Partai-partai dengan perolehan suara menengah akan merapat dengan pihak yang
paling berpeluang menang.
Sebaliknya,
para pemenang, demi stabilitas pemerintahan, akan menggandeng seluruh stakeholder yang hendak bergabung.
Koalisi akan terbentuk dengan basis pembagian jabatan.
Ideologi
partai akan dinomorsekiankan. Berbagai prinsip mendasar partai akan dinafikan
ketika kesepakatan terbentuk. Persamaan-persamaan platform yang akan dipublikasikan dengan sangat intim.

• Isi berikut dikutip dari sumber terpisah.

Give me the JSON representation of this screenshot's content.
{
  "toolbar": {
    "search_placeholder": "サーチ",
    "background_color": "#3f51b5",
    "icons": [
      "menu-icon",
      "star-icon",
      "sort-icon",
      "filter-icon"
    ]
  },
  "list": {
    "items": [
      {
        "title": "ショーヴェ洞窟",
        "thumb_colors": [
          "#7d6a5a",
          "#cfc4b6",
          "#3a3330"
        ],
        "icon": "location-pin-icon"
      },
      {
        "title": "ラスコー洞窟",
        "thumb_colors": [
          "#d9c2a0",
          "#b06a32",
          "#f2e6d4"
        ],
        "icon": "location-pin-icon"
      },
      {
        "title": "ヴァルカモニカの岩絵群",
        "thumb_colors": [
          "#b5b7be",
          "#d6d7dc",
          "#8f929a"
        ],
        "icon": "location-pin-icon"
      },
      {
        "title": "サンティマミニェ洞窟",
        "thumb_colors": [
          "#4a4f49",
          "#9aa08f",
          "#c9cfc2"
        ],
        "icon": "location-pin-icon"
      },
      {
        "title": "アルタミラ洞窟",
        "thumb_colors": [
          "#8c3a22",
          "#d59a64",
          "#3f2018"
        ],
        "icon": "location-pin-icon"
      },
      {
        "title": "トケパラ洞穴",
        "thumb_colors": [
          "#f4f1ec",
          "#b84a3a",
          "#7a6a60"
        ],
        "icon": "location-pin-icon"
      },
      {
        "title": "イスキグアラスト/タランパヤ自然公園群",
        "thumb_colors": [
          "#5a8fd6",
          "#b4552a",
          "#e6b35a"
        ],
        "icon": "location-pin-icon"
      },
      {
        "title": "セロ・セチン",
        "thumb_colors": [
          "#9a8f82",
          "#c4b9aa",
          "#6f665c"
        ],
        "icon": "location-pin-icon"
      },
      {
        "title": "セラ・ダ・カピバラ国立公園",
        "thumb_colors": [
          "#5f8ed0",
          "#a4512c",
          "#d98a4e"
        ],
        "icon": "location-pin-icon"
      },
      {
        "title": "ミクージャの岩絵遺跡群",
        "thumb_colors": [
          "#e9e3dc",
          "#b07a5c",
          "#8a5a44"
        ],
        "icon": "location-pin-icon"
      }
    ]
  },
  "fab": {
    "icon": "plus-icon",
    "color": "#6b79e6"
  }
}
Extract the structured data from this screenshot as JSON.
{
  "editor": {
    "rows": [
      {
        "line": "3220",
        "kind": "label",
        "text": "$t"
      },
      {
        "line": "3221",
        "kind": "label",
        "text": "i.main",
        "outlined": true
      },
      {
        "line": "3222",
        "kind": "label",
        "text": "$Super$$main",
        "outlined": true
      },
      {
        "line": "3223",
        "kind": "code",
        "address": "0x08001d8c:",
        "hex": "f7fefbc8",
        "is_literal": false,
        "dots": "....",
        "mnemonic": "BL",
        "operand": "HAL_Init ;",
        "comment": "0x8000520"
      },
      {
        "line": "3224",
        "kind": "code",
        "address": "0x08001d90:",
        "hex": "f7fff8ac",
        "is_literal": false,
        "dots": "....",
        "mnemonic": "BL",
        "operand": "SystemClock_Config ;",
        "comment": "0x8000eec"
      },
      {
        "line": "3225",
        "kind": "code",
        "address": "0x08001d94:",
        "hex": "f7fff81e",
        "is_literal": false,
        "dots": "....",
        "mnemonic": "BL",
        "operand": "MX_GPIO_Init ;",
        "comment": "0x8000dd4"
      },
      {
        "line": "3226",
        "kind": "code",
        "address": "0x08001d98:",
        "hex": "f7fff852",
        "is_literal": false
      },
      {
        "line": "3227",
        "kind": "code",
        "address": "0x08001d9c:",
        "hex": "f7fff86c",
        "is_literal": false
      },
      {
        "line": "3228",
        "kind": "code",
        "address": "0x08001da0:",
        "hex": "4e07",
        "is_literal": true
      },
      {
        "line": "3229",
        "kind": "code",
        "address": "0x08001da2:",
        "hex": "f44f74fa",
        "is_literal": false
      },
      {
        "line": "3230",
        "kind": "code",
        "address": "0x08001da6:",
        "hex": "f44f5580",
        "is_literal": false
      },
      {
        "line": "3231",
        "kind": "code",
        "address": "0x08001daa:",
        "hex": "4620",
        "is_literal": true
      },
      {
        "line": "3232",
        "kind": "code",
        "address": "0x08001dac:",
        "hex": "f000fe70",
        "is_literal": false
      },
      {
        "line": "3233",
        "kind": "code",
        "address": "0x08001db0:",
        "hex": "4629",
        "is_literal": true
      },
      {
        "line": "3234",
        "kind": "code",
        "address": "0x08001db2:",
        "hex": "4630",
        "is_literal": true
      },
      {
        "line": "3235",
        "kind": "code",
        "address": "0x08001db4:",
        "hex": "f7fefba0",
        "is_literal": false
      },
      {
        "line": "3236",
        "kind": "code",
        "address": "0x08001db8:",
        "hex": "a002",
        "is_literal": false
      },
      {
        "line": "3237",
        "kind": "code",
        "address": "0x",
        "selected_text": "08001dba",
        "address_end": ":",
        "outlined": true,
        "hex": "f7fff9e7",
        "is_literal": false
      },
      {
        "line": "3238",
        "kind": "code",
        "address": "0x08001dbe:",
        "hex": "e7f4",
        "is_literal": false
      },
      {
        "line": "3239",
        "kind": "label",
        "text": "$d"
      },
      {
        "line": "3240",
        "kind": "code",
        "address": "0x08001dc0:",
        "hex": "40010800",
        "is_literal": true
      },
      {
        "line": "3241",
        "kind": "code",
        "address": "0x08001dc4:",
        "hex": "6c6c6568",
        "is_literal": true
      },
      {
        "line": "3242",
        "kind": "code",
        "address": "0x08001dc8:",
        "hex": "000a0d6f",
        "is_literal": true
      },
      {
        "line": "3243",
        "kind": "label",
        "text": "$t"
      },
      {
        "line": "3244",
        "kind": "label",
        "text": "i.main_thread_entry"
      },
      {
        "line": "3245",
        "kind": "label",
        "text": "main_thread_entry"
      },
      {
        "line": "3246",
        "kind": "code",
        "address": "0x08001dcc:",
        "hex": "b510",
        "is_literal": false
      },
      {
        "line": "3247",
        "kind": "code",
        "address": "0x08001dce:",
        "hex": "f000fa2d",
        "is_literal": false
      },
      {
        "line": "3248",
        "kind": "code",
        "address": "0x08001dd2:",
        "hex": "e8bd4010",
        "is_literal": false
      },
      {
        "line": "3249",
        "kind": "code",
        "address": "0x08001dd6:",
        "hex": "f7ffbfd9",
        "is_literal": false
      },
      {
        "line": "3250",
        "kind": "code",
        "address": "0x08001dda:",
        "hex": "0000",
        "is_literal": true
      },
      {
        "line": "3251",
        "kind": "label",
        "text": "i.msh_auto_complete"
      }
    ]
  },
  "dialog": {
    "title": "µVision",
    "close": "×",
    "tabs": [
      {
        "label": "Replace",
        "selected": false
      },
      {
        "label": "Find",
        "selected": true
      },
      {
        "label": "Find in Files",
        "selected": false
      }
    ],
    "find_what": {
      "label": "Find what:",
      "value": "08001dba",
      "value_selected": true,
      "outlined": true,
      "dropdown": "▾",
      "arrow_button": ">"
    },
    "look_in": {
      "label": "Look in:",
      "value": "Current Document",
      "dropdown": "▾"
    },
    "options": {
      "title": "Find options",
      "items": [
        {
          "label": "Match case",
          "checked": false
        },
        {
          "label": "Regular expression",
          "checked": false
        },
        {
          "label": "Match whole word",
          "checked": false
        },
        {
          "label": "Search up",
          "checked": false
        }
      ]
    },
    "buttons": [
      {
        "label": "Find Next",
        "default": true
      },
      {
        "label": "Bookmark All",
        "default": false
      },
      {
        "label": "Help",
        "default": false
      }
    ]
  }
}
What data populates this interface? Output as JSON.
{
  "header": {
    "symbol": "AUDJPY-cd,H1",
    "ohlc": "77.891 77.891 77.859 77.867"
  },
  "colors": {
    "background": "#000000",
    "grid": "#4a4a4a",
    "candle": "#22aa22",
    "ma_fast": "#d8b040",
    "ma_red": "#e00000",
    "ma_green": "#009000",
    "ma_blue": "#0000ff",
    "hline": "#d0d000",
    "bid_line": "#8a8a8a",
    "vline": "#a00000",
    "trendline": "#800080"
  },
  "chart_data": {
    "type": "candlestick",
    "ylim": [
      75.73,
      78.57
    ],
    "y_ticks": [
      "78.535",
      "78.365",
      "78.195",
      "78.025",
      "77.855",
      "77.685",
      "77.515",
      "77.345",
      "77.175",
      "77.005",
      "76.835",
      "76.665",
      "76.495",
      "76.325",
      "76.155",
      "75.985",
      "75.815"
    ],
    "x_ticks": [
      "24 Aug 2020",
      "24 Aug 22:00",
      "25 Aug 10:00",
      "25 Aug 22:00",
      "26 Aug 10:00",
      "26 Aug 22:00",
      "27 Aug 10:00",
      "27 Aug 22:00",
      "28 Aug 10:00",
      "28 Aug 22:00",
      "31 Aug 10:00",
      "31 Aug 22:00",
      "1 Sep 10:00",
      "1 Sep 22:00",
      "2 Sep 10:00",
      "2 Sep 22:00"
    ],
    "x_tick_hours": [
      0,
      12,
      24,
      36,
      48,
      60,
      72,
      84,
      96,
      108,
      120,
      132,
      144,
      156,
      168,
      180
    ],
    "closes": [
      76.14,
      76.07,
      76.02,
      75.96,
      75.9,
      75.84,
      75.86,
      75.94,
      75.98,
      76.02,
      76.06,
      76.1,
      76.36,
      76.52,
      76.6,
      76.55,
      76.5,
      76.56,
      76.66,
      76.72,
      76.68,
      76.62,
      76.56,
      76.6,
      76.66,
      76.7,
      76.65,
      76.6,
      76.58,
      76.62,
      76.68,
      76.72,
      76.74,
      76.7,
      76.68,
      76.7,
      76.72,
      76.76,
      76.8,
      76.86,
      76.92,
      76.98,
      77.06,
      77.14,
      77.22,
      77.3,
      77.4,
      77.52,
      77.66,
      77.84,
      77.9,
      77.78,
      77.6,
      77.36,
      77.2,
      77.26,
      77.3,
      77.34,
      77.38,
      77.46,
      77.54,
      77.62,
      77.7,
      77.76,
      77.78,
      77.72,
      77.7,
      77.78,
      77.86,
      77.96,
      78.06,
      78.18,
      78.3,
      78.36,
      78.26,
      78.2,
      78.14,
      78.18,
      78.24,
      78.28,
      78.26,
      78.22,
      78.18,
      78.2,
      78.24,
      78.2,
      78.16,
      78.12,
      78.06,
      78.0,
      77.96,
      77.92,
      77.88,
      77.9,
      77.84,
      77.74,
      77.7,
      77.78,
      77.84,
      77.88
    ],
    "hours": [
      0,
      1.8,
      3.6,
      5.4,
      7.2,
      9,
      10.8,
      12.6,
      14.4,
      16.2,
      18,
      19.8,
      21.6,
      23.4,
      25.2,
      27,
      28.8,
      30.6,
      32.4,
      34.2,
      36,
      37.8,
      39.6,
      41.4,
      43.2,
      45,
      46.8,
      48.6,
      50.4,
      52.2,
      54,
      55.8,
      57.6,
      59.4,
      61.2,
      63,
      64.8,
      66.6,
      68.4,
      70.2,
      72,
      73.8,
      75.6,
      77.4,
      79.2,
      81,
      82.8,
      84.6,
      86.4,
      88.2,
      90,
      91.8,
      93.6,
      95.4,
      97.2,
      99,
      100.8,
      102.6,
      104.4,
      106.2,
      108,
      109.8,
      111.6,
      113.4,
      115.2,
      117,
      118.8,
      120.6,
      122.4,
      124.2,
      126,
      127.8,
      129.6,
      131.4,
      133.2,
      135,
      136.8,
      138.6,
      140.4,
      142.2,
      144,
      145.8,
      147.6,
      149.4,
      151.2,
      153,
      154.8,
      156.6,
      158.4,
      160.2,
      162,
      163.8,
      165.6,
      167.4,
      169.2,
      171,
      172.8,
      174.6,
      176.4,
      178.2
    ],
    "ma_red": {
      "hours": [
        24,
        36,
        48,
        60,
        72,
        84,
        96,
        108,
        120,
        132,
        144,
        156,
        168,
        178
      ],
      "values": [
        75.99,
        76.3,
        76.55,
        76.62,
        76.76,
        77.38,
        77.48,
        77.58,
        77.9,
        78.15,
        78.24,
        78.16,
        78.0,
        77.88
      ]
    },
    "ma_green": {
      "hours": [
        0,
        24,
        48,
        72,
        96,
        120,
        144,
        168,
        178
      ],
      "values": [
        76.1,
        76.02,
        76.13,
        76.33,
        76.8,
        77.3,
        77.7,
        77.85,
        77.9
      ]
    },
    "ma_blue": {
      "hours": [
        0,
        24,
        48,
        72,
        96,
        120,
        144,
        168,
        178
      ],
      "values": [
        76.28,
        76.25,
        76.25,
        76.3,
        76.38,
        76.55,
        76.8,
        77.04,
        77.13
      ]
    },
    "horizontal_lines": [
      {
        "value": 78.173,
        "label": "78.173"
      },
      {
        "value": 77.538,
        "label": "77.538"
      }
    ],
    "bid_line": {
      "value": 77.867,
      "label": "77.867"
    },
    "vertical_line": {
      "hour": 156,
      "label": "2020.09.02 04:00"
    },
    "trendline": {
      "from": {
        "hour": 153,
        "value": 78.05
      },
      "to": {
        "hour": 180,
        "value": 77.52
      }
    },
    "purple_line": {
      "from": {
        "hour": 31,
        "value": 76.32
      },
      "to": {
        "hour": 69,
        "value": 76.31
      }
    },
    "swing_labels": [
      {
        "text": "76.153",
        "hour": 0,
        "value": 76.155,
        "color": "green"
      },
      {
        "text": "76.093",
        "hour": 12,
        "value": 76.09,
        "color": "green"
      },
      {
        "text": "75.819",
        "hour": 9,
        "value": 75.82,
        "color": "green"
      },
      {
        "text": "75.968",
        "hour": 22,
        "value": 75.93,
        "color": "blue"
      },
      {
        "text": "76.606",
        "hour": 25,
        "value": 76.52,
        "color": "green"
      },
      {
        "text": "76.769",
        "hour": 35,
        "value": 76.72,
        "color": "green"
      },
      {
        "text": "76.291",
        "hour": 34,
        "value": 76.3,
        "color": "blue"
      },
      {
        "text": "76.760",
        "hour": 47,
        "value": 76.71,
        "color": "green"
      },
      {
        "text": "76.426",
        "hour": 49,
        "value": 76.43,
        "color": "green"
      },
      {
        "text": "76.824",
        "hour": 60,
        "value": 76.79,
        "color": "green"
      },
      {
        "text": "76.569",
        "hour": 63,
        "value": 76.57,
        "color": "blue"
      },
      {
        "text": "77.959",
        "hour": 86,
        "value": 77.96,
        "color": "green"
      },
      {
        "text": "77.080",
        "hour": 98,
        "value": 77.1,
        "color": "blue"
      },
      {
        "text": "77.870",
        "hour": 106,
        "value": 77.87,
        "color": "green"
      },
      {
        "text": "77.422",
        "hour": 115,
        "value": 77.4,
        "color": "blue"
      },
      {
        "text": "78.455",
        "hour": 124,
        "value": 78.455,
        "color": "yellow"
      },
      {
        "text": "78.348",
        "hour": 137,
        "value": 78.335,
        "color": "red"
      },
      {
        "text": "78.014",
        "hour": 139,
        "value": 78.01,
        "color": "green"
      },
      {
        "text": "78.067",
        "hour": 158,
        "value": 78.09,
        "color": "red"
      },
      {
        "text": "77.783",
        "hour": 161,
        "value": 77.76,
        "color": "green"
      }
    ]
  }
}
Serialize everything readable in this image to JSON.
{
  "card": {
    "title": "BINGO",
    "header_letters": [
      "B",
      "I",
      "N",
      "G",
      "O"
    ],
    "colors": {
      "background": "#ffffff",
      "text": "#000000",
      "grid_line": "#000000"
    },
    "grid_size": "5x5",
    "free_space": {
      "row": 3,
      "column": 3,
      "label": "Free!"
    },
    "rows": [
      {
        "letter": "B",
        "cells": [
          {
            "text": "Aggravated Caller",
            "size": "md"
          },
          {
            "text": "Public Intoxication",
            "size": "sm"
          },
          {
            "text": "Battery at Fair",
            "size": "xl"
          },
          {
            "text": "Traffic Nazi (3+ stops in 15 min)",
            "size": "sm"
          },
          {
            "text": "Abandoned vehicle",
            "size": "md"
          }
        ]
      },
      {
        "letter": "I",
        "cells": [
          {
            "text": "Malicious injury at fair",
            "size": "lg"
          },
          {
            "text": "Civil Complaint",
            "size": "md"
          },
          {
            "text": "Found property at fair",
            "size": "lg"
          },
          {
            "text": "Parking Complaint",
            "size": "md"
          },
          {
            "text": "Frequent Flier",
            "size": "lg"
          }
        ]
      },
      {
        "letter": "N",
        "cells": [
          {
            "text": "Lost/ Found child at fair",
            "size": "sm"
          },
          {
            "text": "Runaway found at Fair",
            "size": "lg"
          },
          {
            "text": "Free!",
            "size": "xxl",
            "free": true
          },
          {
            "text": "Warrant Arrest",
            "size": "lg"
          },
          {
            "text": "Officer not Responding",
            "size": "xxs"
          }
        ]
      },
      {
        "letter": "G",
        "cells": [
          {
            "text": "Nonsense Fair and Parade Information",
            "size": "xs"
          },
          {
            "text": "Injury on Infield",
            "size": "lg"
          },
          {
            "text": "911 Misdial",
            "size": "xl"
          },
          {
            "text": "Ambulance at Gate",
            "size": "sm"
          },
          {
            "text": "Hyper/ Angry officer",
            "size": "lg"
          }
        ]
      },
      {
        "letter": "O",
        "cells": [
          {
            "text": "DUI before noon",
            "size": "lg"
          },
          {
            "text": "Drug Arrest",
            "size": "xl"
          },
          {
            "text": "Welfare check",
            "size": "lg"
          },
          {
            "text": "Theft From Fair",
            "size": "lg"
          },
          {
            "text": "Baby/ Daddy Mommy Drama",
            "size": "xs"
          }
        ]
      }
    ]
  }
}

Kepentingan kekuasaan dan jabatan dipilih sebagai acuan utama. Bahkan pihak
yang mengaku opisisi pun bisa berbagi nikmatnya kekuasaan.
Fenomena
ini sudah mewarnai bangunan koalisi yang terbentuk sejak pemilu 1999, 2004,
dan 2009. Persaingan antarpartai politik akan sangat tampak menegangkan
menjelang pemilu legislatif maupun presiden-wakil presiden.
Uniknya,
begitu masa menata pemerintahan dan kabinet dilakukan pemenang, seluruh
faktor persaingan luruh, hilang tanpa jejak. Parpol bercengkerama dalam
aturan main koalisi, tanpa perlu memperhatikan hal-hal yang bersifat prinsip.
Meredupnya
faktor ideologi dalam tubuh parpol di Indonesia melahirkan pragmatisme.
Politik sudah seperti transaksi jual beli, untung dan rugi yang dihitung
sebagai fondasi skema. Gambaran tersebut terindikasi dari pola-pola koalisi
parpol, baik di tingkat nasional maupun lokal.
Semenjak
era pemilihan langsung, partai yang tidak berkoalisi di tingkat pusat bisa
saja membangun koalisi di provinsi ketika pencalonan gubernur dan wakil.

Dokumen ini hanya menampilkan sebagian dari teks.